USDT market capitalization of Tether. Source: Commercial view

However, Greenberg responded to these concerns by stating that the platform intends to maintain support for USDT in Europe. He highlighted the value of USDT for European customers, adding that Kraken was exploring all options to offer USDT under the new regulatory regime. Regarding the MiCA regulations, Greenberg also confirmed that Kraken will comply with all legal requirements, even those with which it may disagree.

“We know our European customers value access to USDT and we continue to review all options to offer. USDT Under the next regime. We will of course comply with all legal requirements, even those with which we do not agree. But the rules have not yet been finalized and we continue to do everything possible to continue offering all relevant stablecoins to our European customers.
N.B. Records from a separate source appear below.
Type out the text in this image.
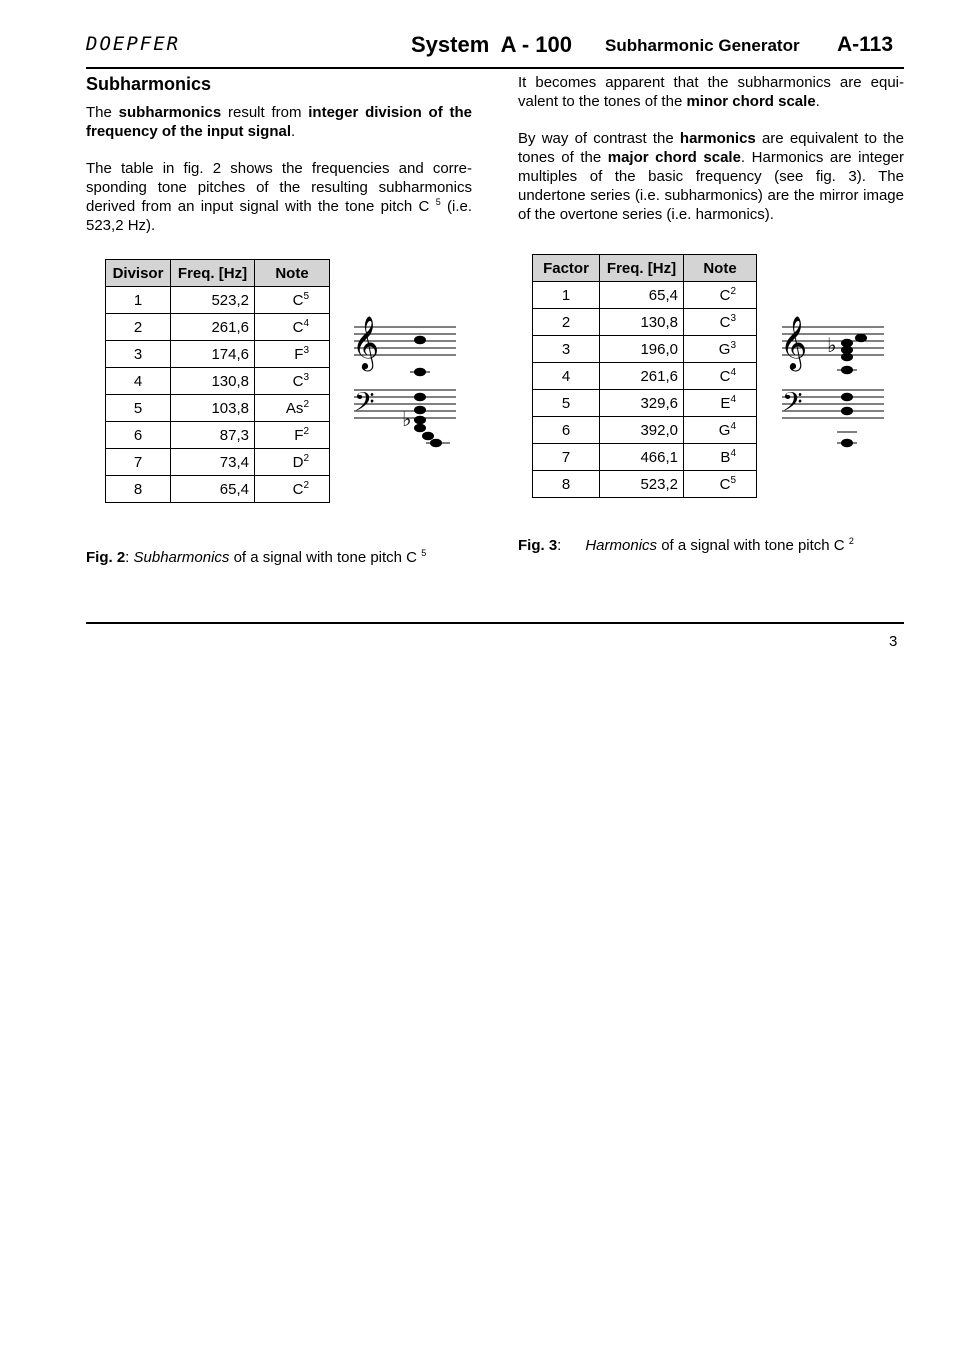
DOEPFER	System  A - 100 Subharmonic Generator A-113
Subharmonics

The subharmonics result from integer division of the frequency of the input signal.

The table in fig. 2 shows the frequencies and corre-sponding tone pitches of the resulting subharmonics derived from an input signal with the tone pitch C $^5$ (i.e. 523,2 Hz).

Divisor	Freq. [Hz]	Note
1	523,2	$C^5$
2	261,6	$C^4$
3	174,6	$F^3$
4	130,8	$C^3$
5	103,8	As$^2$
6	87,3	$F^2$
7	73,4	$D^2$
8	65,4	$C^2$
𝄞
𝄢 ♭
Fig. 2: Subharmonics of a signal with tone pitch C $^5$

It becomes apparent that the subharmonics are equi-valent to the tones of the minor chord scale.

By way of contrast the harmonics are equivalent to the tones of the major chord scale. Harmonics are integer multiples of the basic frequency (see fig. 3). The undertone series (i.e. subharmonics) are the mirror image of the overtone series (i.e. harmonics).

Factor	Freq. [Hz]	Note
1	65,4	$C^2$
2	130,8	$C^3$
3	196,0	$G^3$
4	261,6	$C^4$
5	329,6	$E^4$
6	392,0	$G^4$
7	466,1	$B^4$
8	523,2	$C^5$
𝄞
𝄢
♭
Fig. 3: Harmonics of a signal with tone pitch C $^2$
3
While the crypto community has praised MiCA's regulatory clarity, industry figures like Paolo Ardoino, CEO of Tether, have reservations. Arduino highlighted the need for stablecoin issuers to avoid uninsured cash deposits. Instead, it calls for maintaining 100% Treasury reserves to mitigate the risk of bank failure.

Ardoino cited previous incidents involving banks and stablecoins in the United States as examples of the risks associated with uninsured cash deposits. He emphasized the importance of learning from these events to ensure the stability and security of stablecoins in the future.

Learn more: A Detailed Guide to Buying USDT from Binance P2P

“We should learn from what happened with Silicon Valley Bank and another major stablecoin in the United States. If a bank fails, the uninsured funds should be able to hold 100% of the reserves in Treasury bonds, rather than being exposed to bank failures. while keeping a large portion of reserves in uninsured cash deposits. In the event of bank bankruptcy, the securities revert to their legitimate owner, "He stated Arduino.